Leland Wong: WR Kanawai Noa isn't flashy, but he's a gritty, dependable option. The offense refers to him as their secret weapon and QB Ross Bowers will have to get the ball in Noa's hands for the offense to gain some momentum. Look for him on third downs in particular.

Defensively, look out for ILB Jordan Kunaszyk. Kunaszyk was just coming back from injury when star ILB Devante Downs suffered a season-ending lower-body injury, so his role in the defense has expanded abruptly.

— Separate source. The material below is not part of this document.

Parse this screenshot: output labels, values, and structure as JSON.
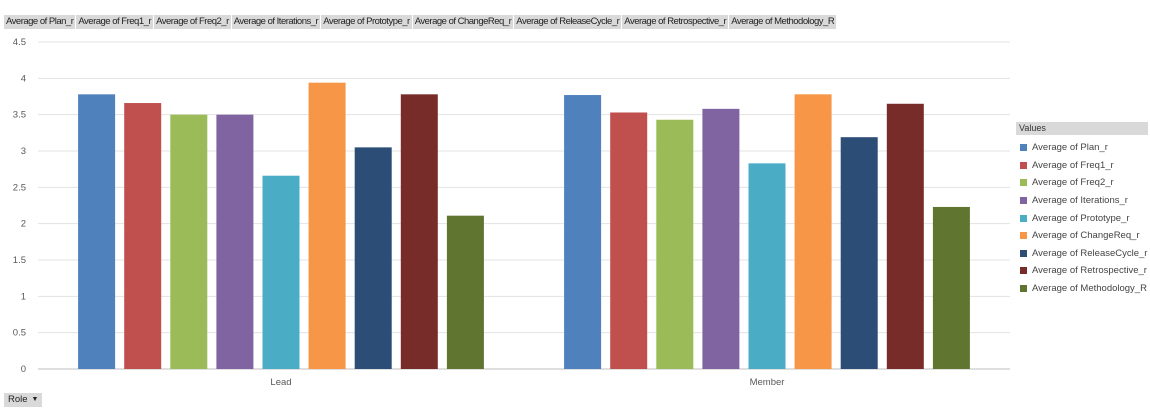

After earning three formal Player of the Week honors in the win over Wazzu (plus an uber-prestigious shout-out from Kirk Herbstreit and we should be as thankful for that as we are that ESPN blesses us with coverage), I expect Kunaszyk to be asked to do everything on the field—from tackling Phillip Lindsay to getting after whichever quarterback gets named starter.

boomtho: On offense, I'll mention RB Patrick Laird as a jack of all trades (he's effective both running and passing but shouldered an enormous 33 touches against Arizona) and WRs Vic Wharton (as the outside threat) and Kanawai Noa (the underneath slot receiver).

On defense, I'll mention DL James Looney (undersized yet effective against both runs and passes) and the full CB squad (Allensworth, Goode, Bynum, and Hicks).

6. How do you see this game playing out?

Leland Wong: This won't be an easy win by any means and I wouldn't be surprised to see Colorado get out to a first-half lead, but I anticipate the Bears to come out with a close win, 31–28

boomtho: After predicting big Cal losses the last two games, I think this is a much more even—or dare I say, Cal-favored—match-up.

I think Cal wins something like 31–21.